I’m seeing different results when filling data from a same TTree using 2 different methods.
# get the file (69MB) from https://cernbox.cern.ch/s/aotAznyWsQVSqxa
f = ROOT.TFile.Open("jetE.root")
tr = f.jtree
hr = ROOT.TH1D("hr","hr", 100, 0,2.)
tr.Project("hr","jet_E/jet_true_E")
print(hr.GetBinContent(44))
which gives 1187233.0
When using RDataFrame :
df = ROOT.RDataFrame(tr)
df=df.Define('r', "jet_E/jet_true_E")
h = df.Histo1D(("hr","hr", 100, 0,2.), 'r').GetPtr()
print(h.GetBinContent(44)) # this gives 1187240.0
I get 1187240.0
Am I doing something wrong ? Or is there something wrong with Project or Histo1D ?
Cheers,
P-A
ps : editing to add I also tried an entirely different method : by loading the data with uproot and then calling hr.FillN( ), I get the same result as in the 2nd case (RDataFrame case)
_ROOT Version:6.26/02
_Platform: linux Compiler: Not Provided
My suspicion is …
Both “jet_E” and “jet_true_E” are “Float_t”.
The exact value of “jet_E/jet_true_E” will depend on when something gets promoted to “Double_t” (so, it’s possible that sometimes the calculated value will land in the neighboring bin): df=df.Define('r', "Double_t(jet_E)/Double_t(jet_true_E)")

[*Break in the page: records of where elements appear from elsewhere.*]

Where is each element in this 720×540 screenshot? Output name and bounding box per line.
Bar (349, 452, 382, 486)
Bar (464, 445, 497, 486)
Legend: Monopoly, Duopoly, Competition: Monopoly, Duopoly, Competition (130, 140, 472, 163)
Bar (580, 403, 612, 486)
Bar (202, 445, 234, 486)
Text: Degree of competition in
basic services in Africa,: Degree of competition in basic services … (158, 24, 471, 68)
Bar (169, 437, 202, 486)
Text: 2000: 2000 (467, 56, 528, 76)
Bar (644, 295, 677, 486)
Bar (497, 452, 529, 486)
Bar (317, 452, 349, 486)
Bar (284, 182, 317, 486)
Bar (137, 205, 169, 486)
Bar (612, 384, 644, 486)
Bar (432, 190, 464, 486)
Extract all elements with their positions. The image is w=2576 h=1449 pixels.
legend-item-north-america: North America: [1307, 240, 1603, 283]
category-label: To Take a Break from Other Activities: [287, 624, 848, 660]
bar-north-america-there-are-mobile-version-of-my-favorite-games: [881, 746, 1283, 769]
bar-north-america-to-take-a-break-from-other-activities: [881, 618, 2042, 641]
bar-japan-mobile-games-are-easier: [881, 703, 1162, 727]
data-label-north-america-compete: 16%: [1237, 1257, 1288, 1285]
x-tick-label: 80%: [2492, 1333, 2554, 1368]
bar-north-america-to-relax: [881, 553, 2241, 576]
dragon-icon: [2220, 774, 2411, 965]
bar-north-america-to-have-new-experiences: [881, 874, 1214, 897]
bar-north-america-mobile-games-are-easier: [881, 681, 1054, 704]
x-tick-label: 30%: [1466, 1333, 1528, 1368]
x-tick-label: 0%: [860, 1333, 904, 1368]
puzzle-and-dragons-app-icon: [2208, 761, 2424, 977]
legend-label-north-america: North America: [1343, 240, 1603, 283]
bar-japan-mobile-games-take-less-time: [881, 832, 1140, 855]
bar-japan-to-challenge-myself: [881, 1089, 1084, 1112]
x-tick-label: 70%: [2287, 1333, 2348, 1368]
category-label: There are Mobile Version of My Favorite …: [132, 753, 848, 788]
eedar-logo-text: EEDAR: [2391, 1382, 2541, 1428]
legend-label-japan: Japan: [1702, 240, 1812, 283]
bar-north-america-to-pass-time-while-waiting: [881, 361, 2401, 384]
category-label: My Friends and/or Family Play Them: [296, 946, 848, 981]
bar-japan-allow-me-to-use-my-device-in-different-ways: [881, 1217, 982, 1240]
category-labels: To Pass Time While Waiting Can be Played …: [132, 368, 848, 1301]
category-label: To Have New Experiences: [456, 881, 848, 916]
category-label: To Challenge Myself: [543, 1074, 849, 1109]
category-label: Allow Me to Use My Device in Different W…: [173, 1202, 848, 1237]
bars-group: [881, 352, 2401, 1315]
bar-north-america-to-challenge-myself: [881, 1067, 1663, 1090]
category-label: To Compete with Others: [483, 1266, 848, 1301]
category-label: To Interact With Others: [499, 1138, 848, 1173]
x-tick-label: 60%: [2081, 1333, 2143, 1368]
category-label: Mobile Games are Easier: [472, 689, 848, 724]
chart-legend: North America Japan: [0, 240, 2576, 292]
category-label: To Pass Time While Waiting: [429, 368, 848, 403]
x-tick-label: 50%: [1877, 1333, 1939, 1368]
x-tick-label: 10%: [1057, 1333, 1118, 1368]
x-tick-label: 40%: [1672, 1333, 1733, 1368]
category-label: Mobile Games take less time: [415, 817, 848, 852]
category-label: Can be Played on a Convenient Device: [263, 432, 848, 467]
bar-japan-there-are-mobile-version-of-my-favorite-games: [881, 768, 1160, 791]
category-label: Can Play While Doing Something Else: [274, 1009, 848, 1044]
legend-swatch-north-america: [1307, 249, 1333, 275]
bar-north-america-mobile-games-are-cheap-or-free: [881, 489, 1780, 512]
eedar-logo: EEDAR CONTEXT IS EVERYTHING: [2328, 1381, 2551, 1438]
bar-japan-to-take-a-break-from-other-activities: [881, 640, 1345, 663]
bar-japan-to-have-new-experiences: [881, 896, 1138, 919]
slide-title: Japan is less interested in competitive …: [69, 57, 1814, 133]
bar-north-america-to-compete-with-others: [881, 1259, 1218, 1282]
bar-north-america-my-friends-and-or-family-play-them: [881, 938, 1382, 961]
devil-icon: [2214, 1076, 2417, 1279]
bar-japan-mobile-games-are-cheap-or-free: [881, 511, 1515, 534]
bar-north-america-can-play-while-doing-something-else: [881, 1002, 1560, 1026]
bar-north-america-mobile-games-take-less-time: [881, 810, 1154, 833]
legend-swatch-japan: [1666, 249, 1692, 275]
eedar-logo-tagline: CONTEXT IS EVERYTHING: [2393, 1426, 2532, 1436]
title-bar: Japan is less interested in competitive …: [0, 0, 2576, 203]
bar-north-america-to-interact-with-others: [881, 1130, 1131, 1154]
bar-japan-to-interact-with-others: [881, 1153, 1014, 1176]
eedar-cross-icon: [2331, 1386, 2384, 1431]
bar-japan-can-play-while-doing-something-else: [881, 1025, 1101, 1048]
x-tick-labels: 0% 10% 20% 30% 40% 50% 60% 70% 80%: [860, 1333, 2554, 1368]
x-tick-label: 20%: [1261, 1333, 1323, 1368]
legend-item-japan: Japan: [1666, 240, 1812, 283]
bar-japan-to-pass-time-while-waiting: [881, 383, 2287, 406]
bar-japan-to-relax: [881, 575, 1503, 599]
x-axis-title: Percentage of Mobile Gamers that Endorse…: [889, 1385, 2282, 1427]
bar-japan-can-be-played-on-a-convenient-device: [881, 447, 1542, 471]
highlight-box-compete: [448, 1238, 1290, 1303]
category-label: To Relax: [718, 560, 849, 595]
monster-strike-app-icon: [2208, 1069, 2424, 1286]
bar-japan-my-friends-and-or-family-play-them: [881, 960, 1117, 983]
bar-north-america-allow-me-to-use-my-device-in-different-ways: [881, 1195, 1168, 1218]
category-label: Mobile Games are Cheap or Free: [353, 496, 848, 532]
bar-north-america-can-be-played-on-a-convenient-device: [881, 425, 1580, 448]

Thanks ! You mean that Project would convert to double before taking the ratio while RDataFrame is performing it using float ? And then the 7 wrong assignments would be due to the resulting numerical fluctuation around the bin boundaries…
That makes sense, but is 7 out of ~1M compatible with the difference in numerical precision between float and double ?